Not long after this incident Carley started out on her usual afternoon
ride, having arranged with Glenn to meet her on his return from work.
Toward the end of June Carley had advanced in her horsemanship to a
point where Flo lent her one of her own mustangs. This change might not
have had all to do with a wonderful difference in riding, but it seemed
so to Carley. There was as much difference in horses as in people. This
mustang she had ridden of late was of Navajo stock, but he had been born
and raised and broken at Oak Creek. Carley had not yet discovered any
objection on his part to do as she wanted him to. He liked what she
liked, and most of all he liked to go. His color resembled a pattern
of calico, and in accordance with Western ways his name was therefore
Calico. Left to choose his own gait, Calico always dropped into a gentle
pace which was so easy and comfortable and swinging that Carley never
tired of it. Moreover, he did not shy at things lying in the road or
rabbits darting from bushes or at the upwhirring of birds.

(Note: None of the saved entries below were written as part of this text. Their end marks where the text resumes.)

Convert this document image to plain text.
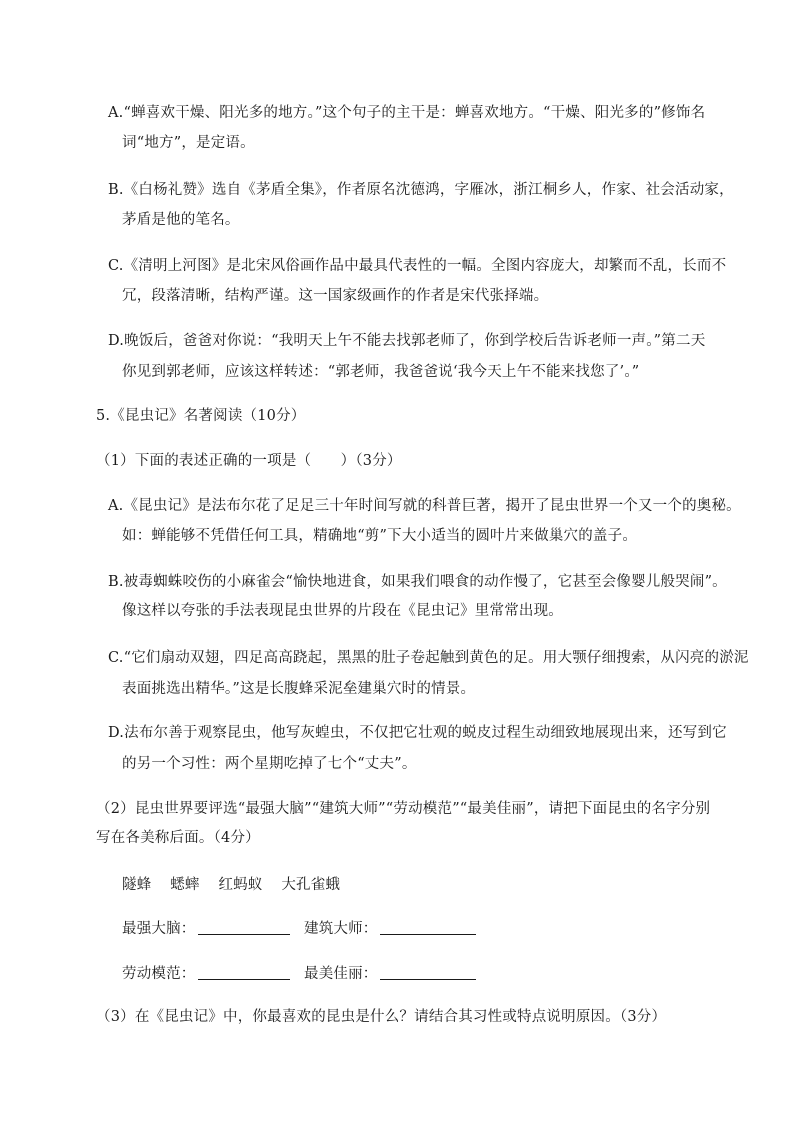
A.“蝉喜欢干燥、阳光多的地方。”这个句子的主干是：蝉喜欢地方。“干燥、阳光多的”修饰名
词“地方”，是定语。
B.《白杨礼赞》选自《茅盾全集》，作者原名沈德鸿，字雁冰，浙江桐乡人，作家、社会活动家，
茅盾是他的笔名。
C.《清明上河图》是北宋风俗画作品中最具代表性的一幅。全图内容庞大，却繁而不乱，长而不
冗，段落清晰，结构严谨。这一国家级画作的作者是宋代张择端。
D.晚饭后，爸爸对你说：“我明天上午不能去找郭老师了，你到学校后告诉老师一声。”第二天
你见到郭老师，应该这样转述：“郭老师，我爸爸说‘我今天上午不能来找您了’。”
5.《昆虫记》名著阅读（10分）
（1）下面的表述正确的一项是（　　）（3分）
A.《昆虫记》是法布尔花了足足三十年时间写就的科普巨著，揭开了昆虫世界一个又一个的奥秘。
如：蝉能够不凭借任何工具，精确地“剪”下大小适当的圆叶片来做巢穴的盖子。
B.被毒蜘蛛咬伤的小麻雀会“愉快地进食，如果我们喂食的动作慢了，它甚至会像婴儿般哭闹”。
像这样以夸张的手法表现昆虫世界的片段在《昆虫记》里常常出现。
C.“它们扇动双翅，四足高高跷起，黑黑的肚子卷起触到黄色的足。用大颚仔细搜索，从闪亮的淤泥
表面挑选出精华。”这是长腹蜂采泥垒建巢穴时的情景。
D.法布尔善于观察昆虫，他写灰蝗虫，不仅把它壮观的蜕皮过程生动细致地展现出来，还写到它
的另一个习性：两个星期吃掉了七个“丈夫”。
（2）昆虫世界要评选“最强大脑”“建筑大师”“劳动模范”“最美佳丽”，请把下面昆虫的名字分别
写在各美称后面。（4分）
隧蜂 蟋蟀 红蚂蚁 大孔雀蛾
最强大脑：	建筑大师：
劳动模范：	最美佳丽：
（3）在《昆虫记》中，你最喜欢的昆虫是什么？请结合其习性或特点说明原因。（3分）
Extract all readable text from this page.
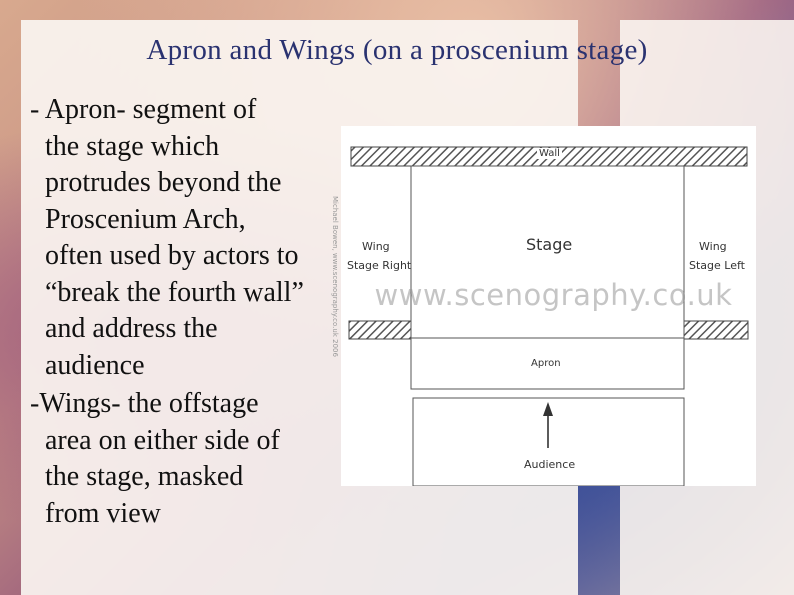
Apron and Wings (on a proscenium stage)

- Apron- segment of
the stage which
protrudes beyond the
Proscenium Arch,
often used by actors to
“break the fourth wall”
and address the
audience

-Wings- the offstage
area on either side of
the stage, masked
from view

www.scenography.co.uk
Wall
Stage
Wing
Stage Right
Wing
Stage Left
Apron
Audience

Carley had
grown attached to Calico before she realized she was drifting into it;
and for Carley to care for anything or anybody was a serious matter,
because it did not happen often and it lasted. She was exceedingly
tenacious of affection.
June had almost passed and summer lay upon the lonely land. Such perfect
and wonderful weather had never before been Carley's experience. The
dawns broke cool, fresh, fragrant, sweet, and rosy, with a breeze that
seemed of heaven rather than earth, and the air seemed tremulously full
of the murmur of falling water and the melody of mocking birds. At the
solemn noontides the great white sun glared down hot--so hot that
t burned the skin, yet strangely was a pleasant burn. The waning
afternoons were Carley's especial torment, when it seemed the sounds and
winds of the day were tiring, and all things were seeking repose, and
life must soften to an unthinking happiness. These hours troubled Carley
because she wanted them to last, and because she knew for her this
changing and transforming time could not last. So long as she did not
think she was satisfied.
Maples and sycamores and oaks were in full foliage, and their bright
greens contrasted softly with the dark shine of the pines. Through the
spaces between brown tree trunks and the white-spotted holes of the
sycamores gleamed the amber water of the creek. Always there was murmur
of little rills and the musical dash of little rapids. On the surface
of still, shady pools trout broke to make ever-widening ripples. Indian
paintbrush, so brightly carmine in color, lent touch of fire to the
green banks, and under the oaks, in cool dark nooks where mossy bowlders
lined the stream, there were stately nodding yellow columbines. And high
on the rock ledges shot up the wonderful mescal stalks, beginning to
blossom, some with tints of gold and others with tones of red.